Mitte April hatte der Pay-TV-Sender Premiere
angekündigt, sein Verschlüsselungssystem zu wechseln. Die Münchener setzen statt auf das System des Schweizer Herstellers Nagrastar künftig auf Videoguard von NDS. Der Hersteller NDS, der zu Rupert Murdochs Firmenimperium News Corp. gehört, verlor jetzt in den USA einen Gerichtsprozess gegen den Pay-TV-Anbieter Echostar.
Hacker beauftragt
Dish Network, der Nachfolger von Echostar, konnte ein US-Gericht in Kalifornien davon überzeugen, dass NDS Hacker mit der Decodierung von Verschlüsselungssystemen der Konkurrenz beauftragt hatte. Zugleich hatte NDS erfolgreich durchsetzen können, dass das gegenseitige Entschlüsseln der Konkurrenzsysteme üblich in der Pay-TV-Branche sei. Aus den daraus gewonnenen Erkenntnissen könnten Schwächen im eigenen System erkannt werden. Dish Network hatte NDS darüber hinaus außerdem beschuldigt die gehackten Daten an TV-Piraten weitergegeben zu haben. Diese Anschuldigung sah das Gericht nicht als bewiesen an. Daher wurde NDS statt zu den von Dish Network geforderten 1,6 Milliarden US-Dollar Schadensersatz lediglich zur Zahlung von 45,69 Dollar und 1000 Dollar Strafgebühren für das Hacken einer einzelnen Smartcard verurteilt.
Beide Seiten zufrieden mit dem Urteil
Trotz des widersprüchlichen Urteils zeigten sich sowohl NDS als auch Dish Television dennoch zufrieden mit dem Urteil. NDS sei erfreut, dass der vierwöchige Prozess nun beendet sei. Insbesondere sei man froh, dass auch die Querschüsse gegen die Muttergesellschaft News Corp. mit der Urteilsverkündung ein Ende finden.

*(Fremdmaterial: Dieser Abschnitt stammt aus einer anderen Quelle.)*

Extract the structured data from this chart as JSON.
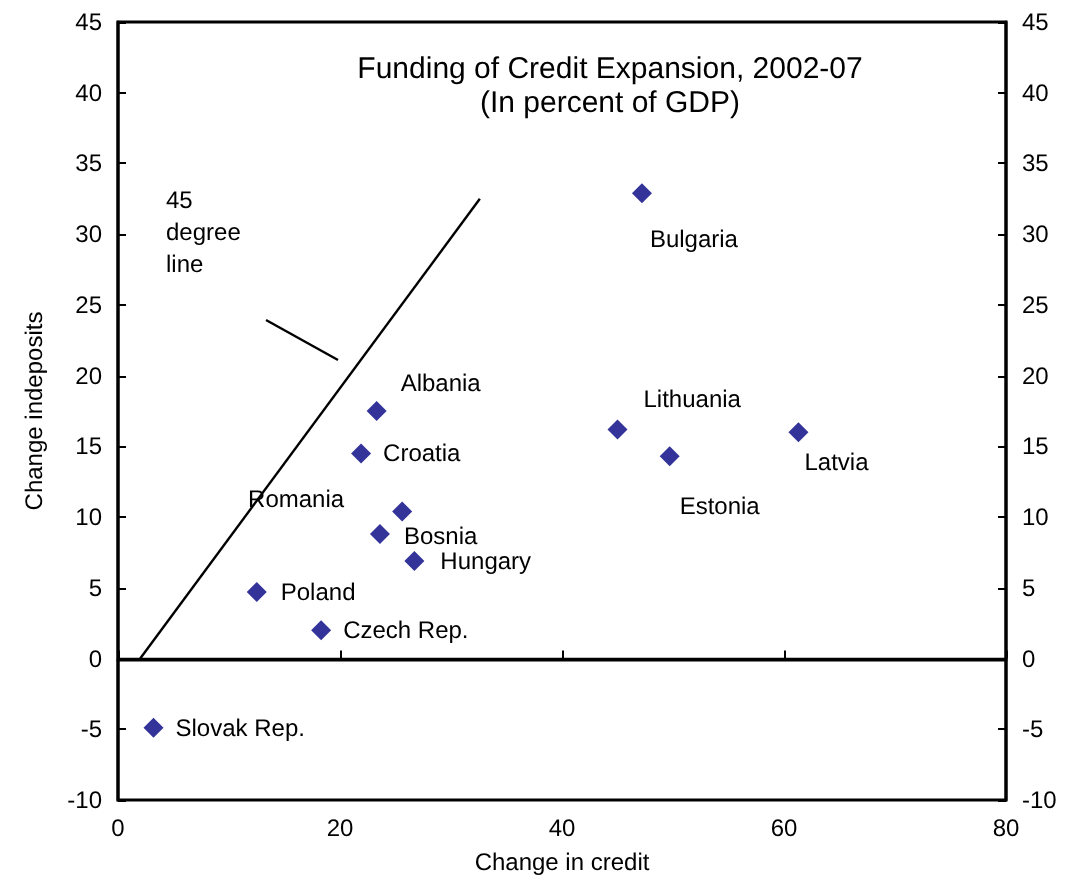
{
  "chart_data": {
    "type": "scatter",
    "title": "Funding of Credit Expansion, 2002-07",
    "subtitle": "(In percent of GDP)",
    "xlabel": "Change in credit",
    "ylabel": "Change indeposits",
    "xlim": [
      0,
      80
    ],
    "xticks": [
      0,
      20,
      40,
      60,
      80
    ],
    "ylim": [
      -10,
      45
    ],
    "yticks": [
      -10,
      -5,
      0,
      5,
      10,
      15,
      20,
      25,
      30,
      35,
      40,
      45
    ],
    "y2lim": [
      -10,
      45
    ],
    "y2ticks": [
      -10,
      -5,
      0,
      5,
      10,
      15,
      20,
      25,
      30,
      35,
      40,
      45
    ],
    "marker": "diamond",
    "series": [
      {
        "color": "#000080",
        "x": [
          47.2,
          45.0,
          49.7,
          61.3,
          23.3,
          21.9,
          25.6,
          23.6,
          26.7,
          12.5,
          18.3,
          3.2
        ],
        "values": [
          32.9,
          16.2,
          14.3,
          16.0,
          17.5,
          14.5,
          10.4,
          8.8,
          6.9,
          4.7,
          2.0,
          -4.9
        ]
      },
      {
        "type": "line",
        "color": "#000000",
        "marker": "none",
        "x": [
          2,
          32.6
        ],
        "values": [
          0,
          32.5
        ]
      }
    ],
    "ref_lines": [
      {
        "axis": "y",
        "value": 0,
        "color": "#000000"
      }
    ],
    "annotations": [
      {
        "text": "Bulgaria",
        "x": 47.2,
        "y": 32.9
      },
      {
        "text": "Lithuania",
        "x": 45.0,
        "y": 16.2
      },
      {
        "text": "Estonia",
        "x": 49.7,
        "y": 14.3
      },
      {
        "text": "Latvia",
        "x": 61.3,
        "y": 16.0
      },
      {
        "text": "Albania",
        "x": 23.3,
        "y": 17.5
      },
      {
        "text": "Croatia",
        "x": 21.9,
        "y": 14.5
      },
      {
        "text": "Romania",
        "x": 25.6,
        "y": 10.4
      },
      {
        "text": "Bosnia",
        "x": 23.6,
        "y": 8.8
      },
      {
        "text": "Hungary",
        "x": 26.7,
        "y": 6.9
      },
      {
        "text": "Poland",
        "x": 12.5,
        "y": 4.7
      },
      {
        "text": "Czech Rep.",
        "x": 18.3,
        "y": 2.0
      },
      {
        "text": "Slovak Rep.",
        "x": 3.2,
        "y": -4.9
      },
      "45 degree line"
    ]
  }
}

NDS gab in einer Stellungnahme an, in den letzten Jahren hunderte Millionen US-Dollar in die Entwicklung des Verschlüsselungssystems investiert zu haben. Die Piraterie bei Echostar sei die Folge von zweitklassiger Technologie bei Kudelski gewesen, dem Hersteller des Verschlüsselungssystems für Echostar. Dish Network zeigte sich enttäuscht über die geringe Höhe der Schadensersatzsumme. Erfreut sei man aber, dass NDS für die Prozess- und Anwaltskosten aufkommen müsse.